Did You Know?  For the month of
back in.....


  • 1933, Giuseppe Zangara shoots Anton Cermak, the mayor of Chicago, in Miami, Florida. Zangara's shots missed President-elect Franklin Roosevelt, who was with Cermak at the time. Cermak was seriously wounded and died on March 6.
  • 1953, Cambridge University scientists James D. Watson and Frances H.C. Crick announce that they have determined the double-helix structure of DNA, the molecule containing human genes.
  • 1965, In New York City, Malcolm X, an African American nationalist and religious leader, is assassinated by rival Black Muslims while addressing his Organization of Afro-American Unity at the Audubon Ballroom in Washington Heights.
  • 1980, In one of the most dramatic upsets in Olympic history, the underdog U.S. hockey team, made up of college players, defeats the four-time defending gold-medal winning Soviet team at the XIII Olympic Winter Games in Lake Placid, New York. The Soviet squad, previously regarded as the finest in the world, fell to the youthful American team 4-3 before a frenzied crowd of 10,000 spectators. Two days later, the Americans defeated Finland 4-2 to clinch the hockey gold.
  • 1985, In a highly controversial vote on February 20, 1985, the Irish government defies the powerful Catholic Church and approves the sale of contraceptives.

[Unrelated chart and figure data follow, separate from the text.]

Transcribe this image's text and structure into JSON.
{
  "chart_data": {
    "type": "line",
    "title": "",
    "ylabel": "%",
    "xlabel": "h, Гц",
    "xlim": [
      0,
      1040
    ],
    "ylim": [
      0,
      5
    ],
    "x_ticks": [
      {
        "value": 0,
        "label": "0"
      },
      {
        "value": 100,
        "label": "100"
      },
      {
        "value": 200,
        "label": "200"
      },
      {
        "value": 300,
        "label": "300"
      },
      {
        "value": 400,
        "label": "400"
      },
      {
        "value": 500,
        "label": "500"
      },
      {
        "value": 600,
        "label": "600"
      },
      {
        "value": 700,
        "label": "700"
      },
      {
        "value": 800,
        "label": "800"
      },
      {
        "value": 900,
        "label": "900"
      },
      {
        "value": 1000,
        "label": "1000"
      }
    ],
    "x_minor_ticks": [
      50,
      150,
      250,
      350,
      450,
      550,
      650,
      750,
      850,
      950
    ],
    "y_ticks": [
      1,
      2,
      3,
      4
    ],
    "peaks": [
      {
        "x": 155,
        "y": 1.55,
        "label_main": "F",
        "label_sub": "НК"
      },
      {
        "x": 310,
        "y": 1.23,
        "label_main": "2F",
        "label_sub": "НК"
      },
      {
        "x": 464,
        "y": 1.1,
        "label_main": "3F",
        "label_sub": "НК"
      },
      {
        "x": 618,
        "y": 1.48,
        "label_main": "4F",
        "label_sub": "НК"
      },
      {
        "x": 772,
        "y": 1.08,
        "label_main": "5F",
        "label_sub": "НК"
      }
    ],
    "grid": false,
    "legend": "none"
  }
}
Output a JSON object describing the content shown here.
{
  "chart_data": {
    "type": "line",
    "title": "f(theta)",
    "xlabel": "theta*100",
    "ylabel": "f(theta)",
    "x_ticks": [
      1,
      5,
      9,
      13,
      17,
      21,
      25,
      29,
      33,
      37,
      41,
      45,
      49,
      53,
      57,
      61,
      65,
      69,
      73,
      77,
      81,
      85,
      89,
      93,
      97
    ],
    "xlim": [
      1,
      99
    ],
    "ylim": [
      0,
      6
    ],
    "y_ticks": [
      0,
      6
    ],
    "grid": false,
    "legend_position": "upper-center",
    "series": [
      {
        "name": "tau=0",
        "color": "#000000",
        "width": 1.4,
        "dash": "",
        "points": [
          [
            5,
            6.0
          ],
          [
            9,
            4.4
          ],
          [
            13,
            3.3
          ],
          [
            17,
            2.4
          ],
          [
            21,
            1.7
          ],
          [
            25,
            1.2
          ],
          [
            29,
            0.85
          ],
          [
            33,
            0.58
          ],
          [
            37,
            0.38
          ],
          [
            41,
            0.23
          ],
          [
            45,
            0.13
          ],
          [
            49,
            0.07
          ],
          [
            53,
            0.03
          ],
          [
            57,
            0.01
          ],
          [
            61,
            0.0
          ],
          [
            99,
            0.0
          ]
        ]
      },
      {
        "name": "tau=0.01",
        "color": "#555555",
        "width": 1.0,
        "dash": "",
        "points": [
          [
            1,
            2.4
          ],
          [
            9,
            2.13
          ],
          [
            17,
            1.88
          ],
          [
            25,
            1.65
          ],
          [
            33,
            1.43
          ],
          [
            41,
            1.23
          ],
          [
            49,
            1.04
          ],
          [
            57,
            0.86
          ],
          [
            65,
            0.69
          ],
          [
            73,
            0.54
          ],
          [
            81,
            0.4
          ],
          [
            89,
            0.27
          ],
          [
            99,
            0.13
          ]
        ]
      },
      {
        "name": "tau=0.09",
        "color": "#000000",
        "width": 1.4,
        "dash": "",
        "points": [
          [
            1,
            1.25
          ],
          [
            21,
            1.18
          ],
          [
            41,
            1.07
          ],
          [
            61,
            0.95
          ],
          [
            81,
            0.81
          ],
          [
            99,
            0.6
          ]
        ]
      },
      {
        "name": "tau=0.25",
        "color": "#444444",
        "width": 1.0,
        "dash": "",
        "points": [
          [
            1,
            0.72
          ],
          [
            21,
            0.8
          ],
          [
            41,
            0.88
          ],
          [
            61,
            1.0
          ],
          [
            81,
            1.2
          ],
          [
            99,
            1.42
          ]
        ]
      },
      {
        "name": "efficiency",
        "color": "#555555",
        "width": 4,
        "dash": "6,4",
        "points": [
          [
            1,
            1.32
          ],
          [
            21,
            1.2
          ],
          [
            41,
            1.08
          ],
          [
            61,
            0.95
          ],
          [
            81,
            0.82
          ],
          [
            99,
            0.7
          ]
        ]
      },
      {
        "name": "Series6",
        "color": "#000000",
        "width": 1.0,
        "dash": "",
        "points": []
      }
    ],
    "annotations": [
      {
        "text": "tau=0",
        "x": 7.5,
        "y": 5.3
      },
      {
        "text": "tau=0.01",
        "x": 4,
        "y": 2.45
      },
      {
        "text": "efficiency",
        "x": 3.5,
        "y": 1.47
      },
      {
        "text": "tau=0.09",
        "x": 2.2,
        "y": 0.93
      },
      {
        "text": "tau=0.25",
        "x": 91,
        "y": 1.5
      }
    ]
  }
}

  • 1993, Agents from the Bureau of Alcohol, Tobacco and Firearms raid the Branch Davidian cult compound in Waco, Texas, prompting a gun battle in which four agents and six cult members are killed. The federal agents were attempting to arrest the leader of the Branch Davidians, David Koresh, on information that the religious sect was stockpiling weapons. A nearly two-month standoff ensued after the unsuccessful raid.
  • 1993, A bomb explodes in the parking garage beneath the World Trade Center in New York City on this day in 1993. Six people died and 1,000 were injured by the powerful blast, which also caused the evacuation of thousands of people from the Twin Towers.
  • 2003, A man ignites a gasoline-filled container inside a subway train in Daegu, South Korea. The blaze engulfed the six-car train, before spreading to another train that pulled into station a few minutes later. In all, 198 people were killed and nearly 150 others were injured.
    The arsonist was later found to be a 56-year-old unemployed former taxi driver named Kim Dae-han. Kim had been left partially paralyzed after suffering a stroke in November 2001, and is believed to have been mentally unbalanced at the time of the arson. He later told police that he had wanted to commit suicide, and chose a crowded place to do so because he did not want to die alone.
  • 2006, In the early morning hours of February 22, a gang of at least six men, some of them armed, steal £53 million from the Securitas bank depot in Kent, Great Britain. It was the largest such theft in British history.